Things began to erupt earlier this year after the murder in February of a young man in the capital, Cayenne. Led by a masked group of demonstrators garbed in black and referring to themselves as the 500 Frères (500 Brothers), a protest movement began to take shape. On 17 March, the group interrupted a meeting of France’s then ecology minister Ségolène Royal, and the same day unions demanded a ‘Marshall Plan’ for the department. A general strike began on 27 March, and a broad-based civil society group calling itself Pou Lagwiyann Dékolé (For Guyana to Take Off) demanded redress from French authorities.

The department’s Centre Spatial Guyanais, a French and European spaceport that has been used to send supplies to the International Space Station, was occupied by labour leaders for nearly three weeks.

Finally, in late April, French minister for overseas territories Ericka Bareigts inked an agreement with local protest leaders and MPs promising an emergency relief plan worth up to €2.1bn, with funds slated for education, healthcare and security, as well as business development.

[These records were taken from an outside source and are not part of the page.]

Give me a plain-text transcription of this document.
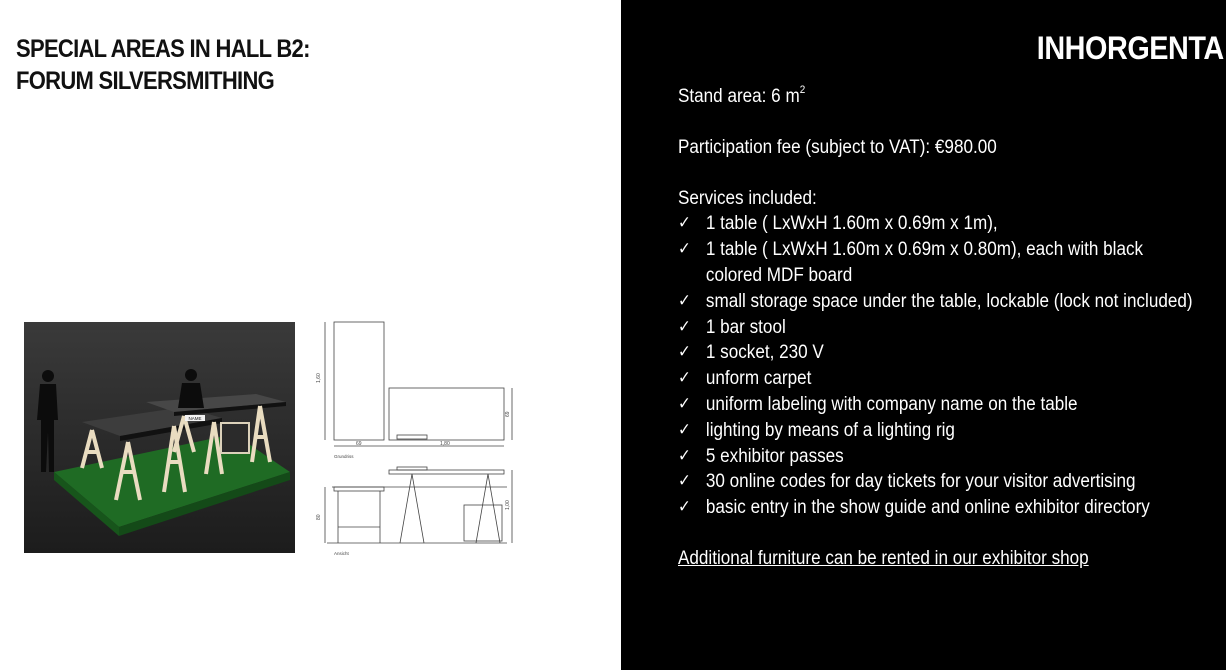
SPECIAL AREAS IN HALL B2:
FORUM SILVERSMITHING
NAME
1,60
69
69	1,80
80
1,00
Grundriss
Ansicht
INHORGENTA

Stand area: 6 $m^2$

Participation fee (subject to VAT): €980.00

Services included:

✓ 1 table ( LxWxH 1.60m x 0.69m x 1m),
✓ 1 table ( LxWxH 1.60m x 0.69m x 0.80m), each with black colored MDF board
✓ small storage space under the table, lockable (lock not included)
✓ 1 bar stool
✓ 1 socket, 230 V
✓ unform carpet
✓ uniform labeling with company name on the table
✓ lighting by means of a lighting rig
✓ 5 exhibitor passes
✓ 30 online codes for day tickets for your visitor advertising
✓ basic entry in the show guide and online exhibitor directory
Additional furniture can be rented in our exhibitor shop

In addition to the space centre, French Guiana’s main exports consist of the aforementioned mining (mostly gold, and accounting for around 30% of total exports), fishing (5% of the total) and timber (1%). A budding ecotourism industry has not yet taken off in a substantial way but holds great potential in a region of fecund rainforests and snaking rivers. It remains to be seen whether the new deal will develop French Guiana as much as locals would like, but if real change comes to the department, it could represent an appealing euro-denominated location for foreign investors.